È in questo quadro di accresciuta disperazione che si inserisce l'incontro di
Agostino con Mario Bernasca, un giovane, a servizio come lui, che frequenta la
casa di Tobia per interminabili e sfortunate partite a carte (nono paragrafo).
Agostino si sente inspiegabilmente attratto dalla sicurezza e dal carisma di
Mario, ma quando questi gli propone di abbandonare la vita delle Langhe per
cercare fortuna come lavoratori stagionali, Agostino comincia a evitarlo
(undicesimo paragrafo).
Alla cupa rassegnazione e alla fuga proposta da Mario (e poi da lui realmente
realizzata) vi sono poche alternative. Vi è, naturalmente, la morte: il tema del
suicidio dei contadini come unica liberazione concessa da una vita di dolori e
sofferenze, percorre l'intero romanzo per esplodere poi nell'episodio del
ritrovamento del cadavere di Costantino, un contadino impiccatosi a un albero
per sottrarsi alla sua «malora» (dodicesimo paragrafo).

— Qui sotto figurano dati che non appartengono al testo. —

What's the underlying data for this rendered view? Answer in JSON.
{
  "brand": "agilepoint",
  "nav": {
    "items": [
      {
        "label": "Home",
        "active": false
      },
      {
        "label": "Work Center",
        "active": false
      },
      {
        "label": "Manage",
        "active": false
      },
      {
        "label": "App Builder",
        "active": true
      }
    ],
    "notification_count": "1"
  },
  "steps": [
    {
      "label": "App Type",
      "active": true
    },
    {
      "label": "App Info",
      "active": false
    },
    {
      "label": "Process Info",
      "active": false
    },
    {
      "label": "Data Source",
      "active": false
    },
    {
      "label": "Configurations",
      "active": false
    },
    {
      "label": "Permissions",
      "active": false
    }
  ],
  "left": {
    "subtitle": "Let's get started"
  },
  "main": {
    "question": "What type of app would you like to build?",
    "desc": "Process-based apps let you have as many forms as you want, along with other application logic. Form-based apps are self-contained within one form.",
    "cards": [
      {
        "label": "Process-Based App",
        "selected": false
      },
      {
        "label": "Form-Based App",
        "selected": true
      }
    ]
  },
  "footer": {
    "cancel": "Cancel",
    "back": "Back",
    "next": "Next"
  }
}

Anche quando una disgrazia sembra nascondere una fortuna, in realtà la sorte sta
soltanto preparando un colpo più duro. Così, quando l'aggravarsi della salute
della moglie di Tobia (tredicesimo paragrafo) lo costringe a chiamarsi in casa
una «servente» e la scelta ricade sulla dolce Fede, per Agostino sono
all'orizzonte soltanto nuove delusioni. A nulla valgono l'idillio segreto e le
promesse che i due ragazzi si sono scambiati quando i genitori di Fede (il nome
qui diventa addirittura ironico) decidono di darla in moglie a un piccolo
proprietario terriero delle loro parti. Il colpo è durissimo, ma Agostino (in
una improvvisa concitazione narrativa) non è destinato a rimanere al Pavaglione:
assunto come garzone il fratello Stefano da alcuni parenti ricchi, ora può
finalmente tornare a casa. Qui attenderà la venuta di Emilio dal seminario, da
cui è stato dimesso affinché possa «morire in mezzo ai suoi», dopo che gli è
stata diagnosticata una forma incurabile di tisi (quattordicesimo paragrafo).
La malora è stato a lungo letto come una sorta di attardato romanzo neoverista,
ripetendo in qualche modo il giudizio ingeneroso di Vittorini. In realtà,
soltanto a livello tematico è possibile parlare di una somiglianza con il
naturalismo ottocentesco: già la scelta della prima persona è quanto di più
distante si possa immaginare dall'impersonalità "oggettiva" dell'epopea
verghiana dei vinti. Sull'onnipotente legge non scritta della comunità, prevale
adesso la disperazione dell'individuo, isolato anche all'interno della sua
famiglia (e il pianto ermetico del "vincente" Tobia è testimonianza di un
disagio molto più profondo di quello economico). Ma soprattutto, come ha notato
Cesare Segre, Fenoglio si diverte a vanificare costantemente le attese dei
lettori: nella Malora non troveremo né «un'azione liberatrice da parte di
Agostino o del fratello Stefano, che però è un lavativo più che un
rivoluzionario», né «un contrasto tra Agostino e Stefano», né «un esito
larmoyant: morte della moglie di Tobia o del fratello prete di Agostino, Emilio,
la seconda delle quali previsioni alla fine si fa veramente probabile, ma non è
narrata».
Nel 1963, dopo la morte di Fenoglio, il romanzo venne ristampato assieme a I
ventitre giorni della città di Alba e poi, da solo e con altri testi, numerose
altre volte, anche in tascabile e in edizione scolastica.